In late 2017, she joined as a PostDoc Alexander Meissner’s group at the Max Planck Institute for Molecular Genetics in Berlin, where she focuses on using scRNA and WGBS to study how epigenetic factors regulate early mammalian embryonic, as well as analyzing the epigenetic footprint of cancer.
Abstract
Third-generation sequencing techniques are currently revolutionizing the field of genome analysis by generating formerly unreachable read lengths with averages in the tens of thousands of nucleotides. Current established applications are de novo genome assemblies, structural variant and splicing detection. In addition, formerly almost unsequencable regions like telomeres and highly repetitive elements become now accessible. However, the potential of Nanopore sequencing is not yet fully exhausted: it does not require any amplification and thus enables direct readout of sequence including base modifications on a single DNA or RNA molecule level.
To date, methylation of CpGs is the best-established base modification read-out from mammalian DNA. The DNA methylome provides information of cell type identity, DNA accessibility and plays a critical role during embryonic development, particularly in repressing retrotransposons. The mammalian methylation landscape is dependent on the combined activities of the canonical maintenance enzyme Dnmt1 and the de novo Dnmts, 3a and 3b.

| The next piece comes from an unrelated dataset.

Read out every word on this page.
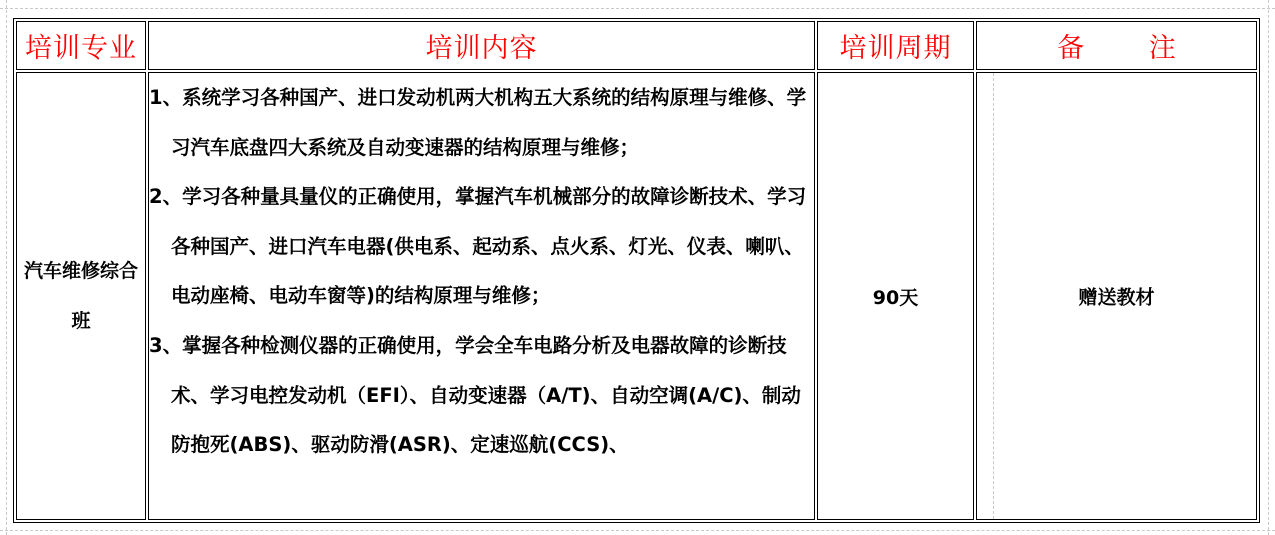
培训专业	培训内容	培训周期	备 注

汽车维修综合班	1、系统学习各种国产、进口发动机两大机构五大系统的结构原理与维修、学习汽车底盘四大系统及自动变速器的结构原理与维修；
2、学习各种量具量仪的正确使用，掌握汽车机械部分的故障诊断技术、学习各种国产、进口汽车电器(供电系、起动系、点火系、灯光、仪表、喇叭、电动座椅、电动车窗等)的结构原理与维修；
3、掌握各种检测仪器的正确使用，学会全车电路分析及电器故障的诊断技术、学习电控发动机（EFI）、自动变速器（A/T)、自动空调(A/C)、制动防抱死(ABS)、驱动防滑(ASR)、定速巡航(CCS)、	90天	赠送教材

Using long-read Nanopore and whole-genome bisulfite sequencing in genetically engineered methylation depleted mouse embryonic stem cells, we demonstrate that Dnmt1 displays de novo methylation activity in vitro and in vivo with specific retrotransposon targeting. Utilizing additional knockout lines and molecular characterization, we show that Dnmt1’s de novo methylation activity depends on Uhrf1 and its genomic recruitment overlaps with targets that enrich for Uhrf1, Trim28, and H3K9 trimethylation, especially at retrotransposons where this mechanism may provide additional stability for long-term repression and epigenetic propagation throughout development.